Saturday, February 16, 2008

Haswell Ch. 2 and 3

Richard H. Haswell's Gaining Ground in College Writing: Tales of Development and Interpretation, Chapter 2 "Three Interpretive Tales of Growth," and Chapter 3 "Maturing."

Although it is most likely due to a loss of engagement after a whole day of reading, I was much less enthused with Hasswell in the two chapters for this week's reading than I was last week with Chapter 1. I do understand his point, that the supposed decline, or decay or writing skills in students beyond the freshman comp class is actually more of a misinterpretation on the part of writing assessors, and that a new conception of maturation, growth and mature writing should be embraced for a truly developmental pedagogy, but I don't understand why I read so many pages just get that. I mean, sorry, I guess it's not "just," it's a very interesting position than he thoroughly explains and backs up, but damn, I'll just take his word for it--that shit was long. Sometimes reading is just too much work.
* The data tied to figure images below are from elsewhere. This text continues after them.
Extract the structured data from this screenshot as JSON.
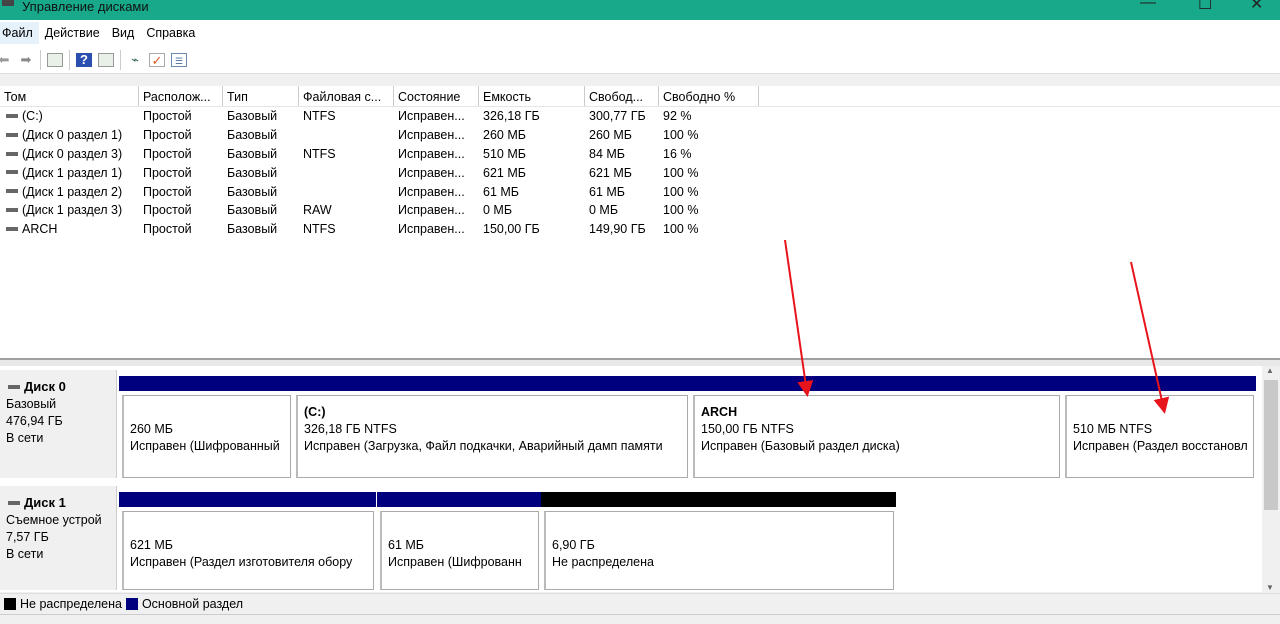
{
  "window": {
    "title": "Управление дисками",
    "controls": [
      "—",
      "☐",
      "✕"
    ]
  },
  "menu": [
    "Файл",
    "Действие",
    "Вид",
    "Справка"
  ],
  "toolbar": [
    "back-icon",
    "forward-icon",
    "console-tree-icon",
    "help-icon",
    "action-pane-icon",
    "connect-icon",
    "properties-icon",
    "list-icon"
  ],
  "table": {
    "columns": [
      "Том",
      "Располож...",
      "Тип",
      "Файловая с...",
      "Состояние",
      "Емкость",
      "Свобод...",
      "Свободно %"
    ],
    "rows": [
      [
        "(C:)",
        "Простой",
        "Базовый",
        "NTFS",
        "Исправен...",
        "326,18 ГБ",
        "300,77 ГБ",
        "92 %"
      ],
      [
        "(Диск 0 раздел 1)",
        "Простой",
        "Базовый",
        "",
        "Исправен...",
        "260 МБ",
        "260 МБ",
        "100 %"
      ],
      [
        "(Диск 0 раздел 3)",
        "Простой",
        "Базовый",
        "NTFS",
        "Исправен...",
        "510 МБ",
        "84 МБ",
        "16 %"
      ],
      [
        "(Диск 1 раздел 1)",
        "Простой",
        "Базовый",
        "",
        "Исправен...",
        "621 МБ",
        "621 МБ",
        "100 %"
      ],
      [
        "(Диск 1 раздел 2)",
        "Простой",
        "Базовый",
        "",
        "Исправен...",
        "61 МБ",
        "61 МБ",
        "100 %"
      ],
      [
        "(Диск 1 раздел 3)",
        "Простой",
        "Базовый",
        "RAW",
        "Исправен...",
        "0 МБ",
        "0 МБ",
        "100 %"
      ],
      [
        "ARCH",
        "Простой",
        "Базовый",
        "NTFS",
        "Исправен...",
        "150,00 ГБ",
        "149,90 ГБ",
        "100 %"
      ]
    ]
  },
  "disks": [
    {
      "name": "Диск 0",
      "type": "Базовый",
      "size": "476,94 ГБ",
      "status": "В сети",
      "partitions": [
        {
          "label": "",
          "size": "260 МБ",
          "state": "Исправен (Шифрованный",
          "kind": "primary"
        },
        {
          "label": "(C:)",
          "size": "326,18 ГБ NTFS",
          "state": "Исправен (Загрузка, Файл подкачки, Аварийный дамп памяти",
          "kind": "primary"
        },
        {
          "label": "ARCH",
          "size": "150,00 ГБ NTFS",
          "state": "Исправен (Базовый раздел диска)",
          "kind": "primary"
        },
        {
          "label": "",
          "size": "510 МБ NTFS",
          "state": "Исправен (Раздел восстановл",
          "kind": "primary"
        }
      ]
    },
    {
      "name": "Диск 1",
      "type": "Съемное устрой",
      "size": "7,57 ГБ",
      "status": "В сети",
      "partitions": [
        {
          "label": "",
          "size": "621 МБ",
          "state": "Исправен (Раздел изготовителя обору",
          "kind": "primary"
        },
        {
          "label": "",
          "size": "61 МБ",
          "state": "Исправен (Шифрованн",
          "kind": "primary"
        },
        {
          "label": "",
          "size": "6,90 ГБ",
          "state": "Не распределена",
          "kind": "unallocated"
        }
      ]
    }
  ],
  "legend": [
    {
      "label": "Не распределена",
      "color": "#000000"
    },
    {
      "label": "Основной раздел",
      "color": "#00007f"
    }
  ],
  "colors": {
    "titlebar": "#17a98a",
    "primary": "#00007f",
    "unallocated": "#000000",
    "annotation_arrow": "#e8141c"
  }
}
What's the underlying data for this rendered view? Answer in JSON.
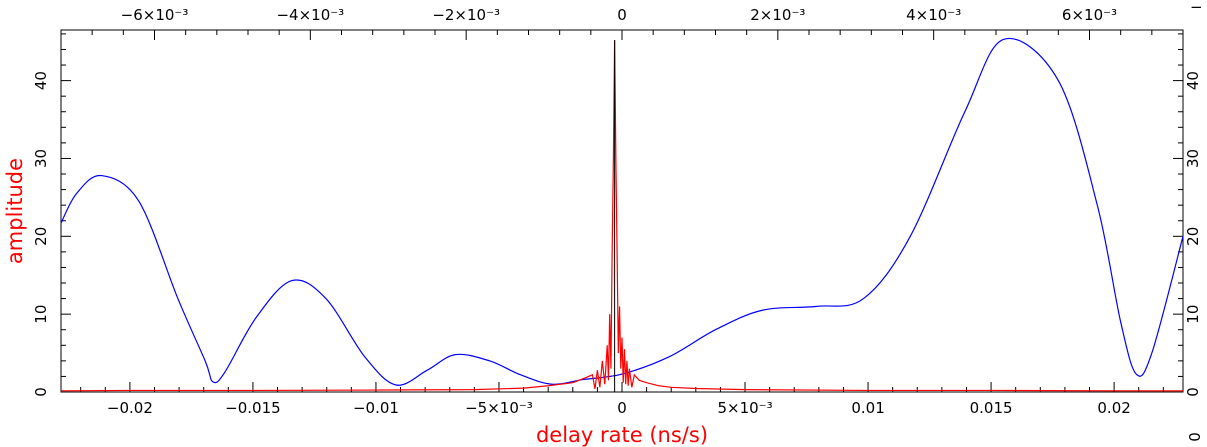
{
  "chart_data": {
    "type": "line",
    "title": "",
    "xlabel": "delay rate (ns/s)",
    "ylabel": "amplitude",
    "xlim": [
      -0.0228,
      0.0228
    ],
    "ylim": [
      0,
      46.5
    ],
    "top_xlim": [
      -0.0072,
      0.0072
    ],
    "x_ticks": [
      -0.02,
      -0.015,
      -0.01,
      -0.005,
      0,
      0.005,
      0.01,
      0.015,
      0.02
    ],
    "x_tick_labels": [
      "−0.02",
      "−0.015",
      "−0.01",
      "−5×10⁻³",
      "0",
      "5×10⁻³",
      "0.01",
      "0.015",
      "0.02"
    ],
    "y_ticks": [
      0,
      10,
      20,
      30,
      40
    ],
    "y_tick_labels": [
      "0",
      "10",
      "20",
      "30",
      "40"
    ],
    "top_x_ticks": [
      -0.006,
      -0.004,
      -0.002,
      0,
      0.002,
      0.004,
      0.006
    ],
    "top_x_tick_labels": [
      "−6×10⁻³",
      "−4×10⁻³",
      "−2×10⁻³",
      "0",
      "2×10⁻³",
      "4×10⁻³",
      "6×10⁻³"
    ],
    "top_right_fragment": "−",
    "bottom_right_fragment": "0",
    "grid": false,
    "series": [
      {
        "color": "#0000ff",
        "axis": "top",
        "points": [
          [
            -0.0072,
            21.7
          ],
          [
            -0.007,
            25.5
          ],
          [
            -0.00668,
            27.8
          ],
          [
            -0.0062,
            24.5
          ],
          [
            -0.0057,
            12.0
          ],
          [
            -0.00535,
            4.0
          ],
          [
            -0.00525,
            1.3
          ],
          [
            -0.0051,
            2.5
          ],
          [
            -0.0047,
            9.5
          ],
          [
            -0.00424,
            14.3
          ],
          [
            -0.0038,
            12.0
          ],
          [
            -0.0033,
            4.5
          ],
          [
            -0.0029,
            0.9
          ],
          [
            -0.0025,
            2.8
          ],
          [
            -0.00214,
            4.8
          ],
          [
            -0.0017,
            4.0
          ],
          [
            -0.0013,
            2.2
          ],
          [
            -0.0009,
            1.0
          ],
          [
            -0.0005,
            1.6
          ],
          [
            0.0,
            2.3
          ],
          [
            0.0006,
            4.5
          ],
          [
            0.0012,
            8.0
          ],
          [
            0.0018,
            10.5
          ],
          [
            0.0025,
            11.0
          ],
          [
            0.0031,
            12.0
          ],
          [
            0.0037,
            20.0
          ],
          [
            0.0044,
            36.0
          ],
          [
            0.0049,
            45.3
          ],
          [
            0.0056,
            40.0
          ],
          [
            0.0061,
            24.0
          ],
          [
            0.0064,
            9.0
          ],
          [
            0.0066,
            2.3
          ],
          [
            0.0068,
            5.0
          ],
          [
            0.0072,
            20.0
          ]
        ]
      },
      {
        "color": "#ff0000",
        "axis": "bottom",
        "peak_x": -0.0003,
        "peak_y": 45.2,
        "points": [
          [
            -0.0228,
            0.15
          ],
          [
            -0.02,
            0.2
          ],
          [
            -0.015,
            0.2
          ],
          [
            -0.01,
            0.25
          ],
          [
            -0.006,
            0.3
          ],
          [
            -0.004,
            0.5
          ],
          [
            -0.003,
            0.8
          ],
          [
            -0.002,
            1.2
          ],
          [
            -0.0015,
            1.8
          ],
          [
            -0.0012,
            2.2
          ],
          [
            -0.0011,
            0.4
          ],
          [
            -0.001,
            2.8
          ],
          [
            -0.0009,
            0.6
          ],
          [
            -0.0008,
            4.0
          ],
          [
            -0.0007,
            1.0
          ],
          [
            -0.0006,
            6.0
          ],
          [
            -0.00055,
            1.5
          ],
          [
            -0.0005,
            10.0
          ],
          [
            -0.00045,
            3.0
          ],
          [
            -0.0004,
            18.0
          ],
          [
            -0.00035,
            30.0
          ],
          [
            -0.0003,
            45.2
          ],
          [
            -0.00025,
            30.0
          ],
          [
            -0.0002,
            18.0
          ],
          [
            -0.00015,
            5.0
          ],
          [
            -0.0001,
            11.0
          ],
          [
            -5e-05,
            3.0
          ],
          [
            0.0,
            7.0
          ],
          [
            5e-05,
            1.2
          ],
          [
            0.0001,
            5.5
          ],
          [
            0.00015,
            1.0
          ],
          [
            0.0002,
            4.0
          ],
          [
            0.00025,
            0.8
          ],
          [
            0.0003,
            3.0
          ],
          [
            0.0004,
            0.6
          ],
          [
            0.0005,
            2.2
          ],
          [
            0.0007,
            1.5
          ],
          [
            0.001,
            1.2
          ],
          [
            0.0015,
            0.8
          ],
          [
            0.002,
            0.6
          ],
          [
            0.003,
            0.45
          ],
          [
            0.005,
            0.3
          ],
          [
            0.01,
            0.2
          ],
          [
            0.015,
            0.2
          ],
          [
            0.02,
            0.15
          ],
          [
            0.0228,
            0.15
          ]
        ]
      }
    ]
  }
}
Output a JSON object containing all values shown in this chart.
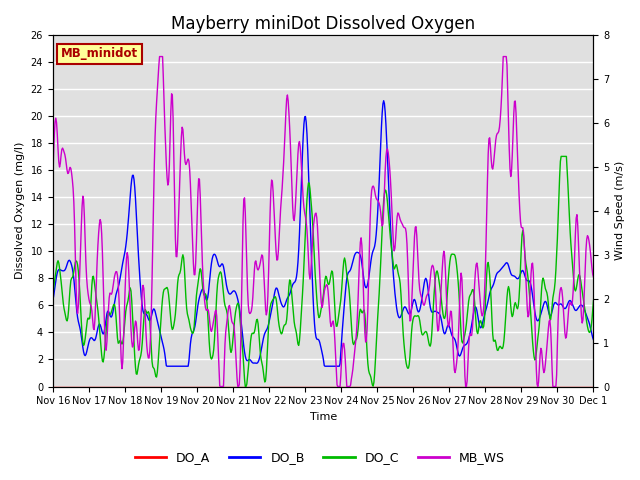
{
  "title": "Mayberry miniDot Dissolved Oxygen",
  "ylabel_left": "Dissolved Oxygen (mg/l)",
  "ylabel_right": "Wind Speed (m/s)",
  "xlabel": "Time",
  "ylim_left": [
    0,
    26
  ],
  "ylim_right": [
    0.0,
    8.0
  ],
  "yticks_left": [
    0,
    2,
    4,
    6,
    8,
    10,
    12,
    14,
    16,
    18,
    20,
    22,
    24,
    26
  ],
  "yticks_right": [
    0.0,
    1.0,
    2.0,
    3.0,
    4.0,
    5.0,
    6.0,
    7.0,
    8.0
  ],
  "xtick_labels": [
    "Nov 16",
    "Nov 17",
    "Nov 18",
    "Nov 19",
    "Nov 20",
    "Nov 21",
    "Nov 22",
    "Nov 23",
    "Nov 24",
    "Nov 25",
    "Nov 26",
    "Nov 27",
    "Nov 28",
    "Nov 29",
    "Nov 30",
    "Dec 1"
  ],
  "color_DO_A": "#ff0000",
  "color_DO_B": "#0000ff",
  "color_DO_C": "#00bb00",
  "color_MB_WS": "#cc00cc",
  "label_DO_A": "DO_A",
  "label_DO_B": "DO_B",
  "label_DO_C": "DO_C",
  "label_MB_WS": "MB_WS",
  "annotation_text": "MB_minidot",
  "annotation_box_color": "#ffff99",
  "annotation_text_color": "#aa0000",
  "plot_bg_color": "#e0e0e0",
  "grid_color": "#ffffff",
  "linewidth": 1.0,
  "title_fontsize": 12,
  "axis_fontsize": 8,
  "tick_fontsize": 7,
  "legend_fontsize": 9
}
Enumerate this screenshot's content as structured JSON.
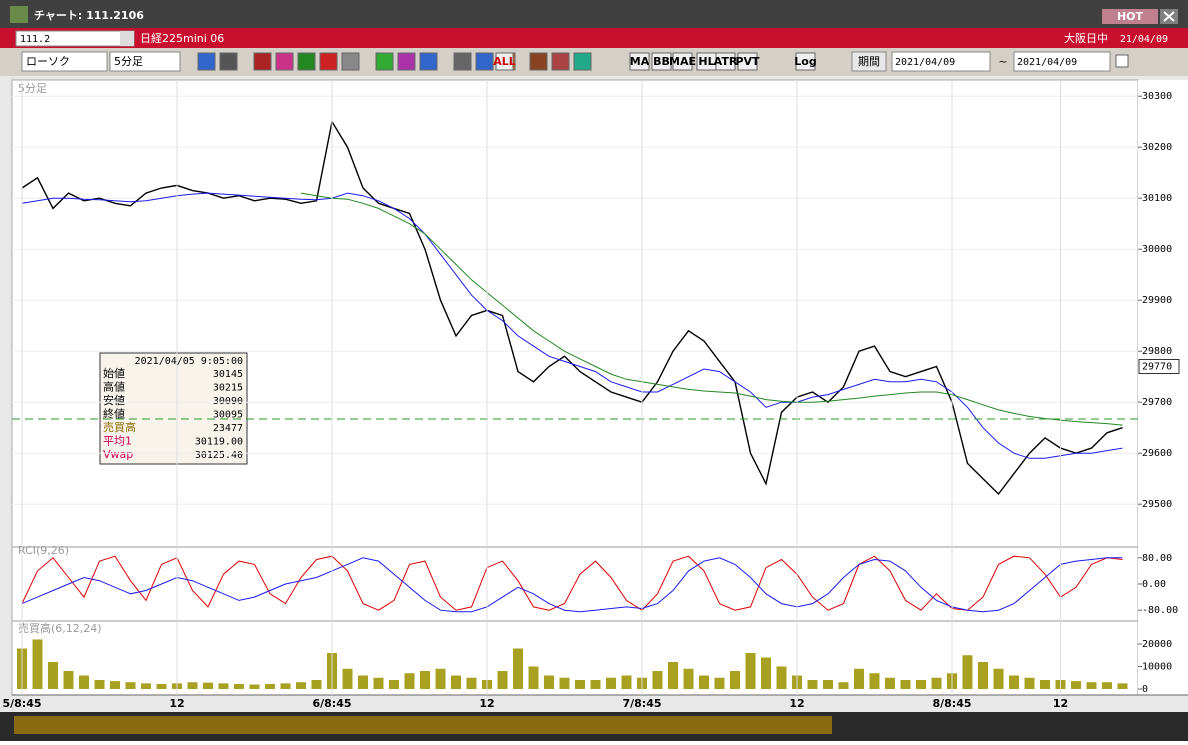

What does that say for the maturation process of a student?

2 comments:

Mike Mannix said...

I peeped your blog to see what you had to say about this week's reading. I think he takes so long to develop his points because what he is presenting is pretty radical as far as writing instruction/assessment goes, especially coming from the high school level. He is not making any friends that I can tell with his dismantling of all that is considered holy, not to mention pissing of political types that think education has become too liberal....

David said...

As usual, Kendra, your thoughts hit the spot like torpedoes. I agree that he seems to stretch stuff out, but Michael is right, he's attacking sacred cows. Also, Haswell is interesting to me because he takes Comp and rhet really seriously as a discipline, and proceeds only insofar as his actual research will let him go. He's an empiricist at heart, and believes in "the research." That can make for dry, but it's also something I've come to respect, big time, over the years. What he can point to as "shown" is like a tether on him. It holds him in, sometimes kinda tight.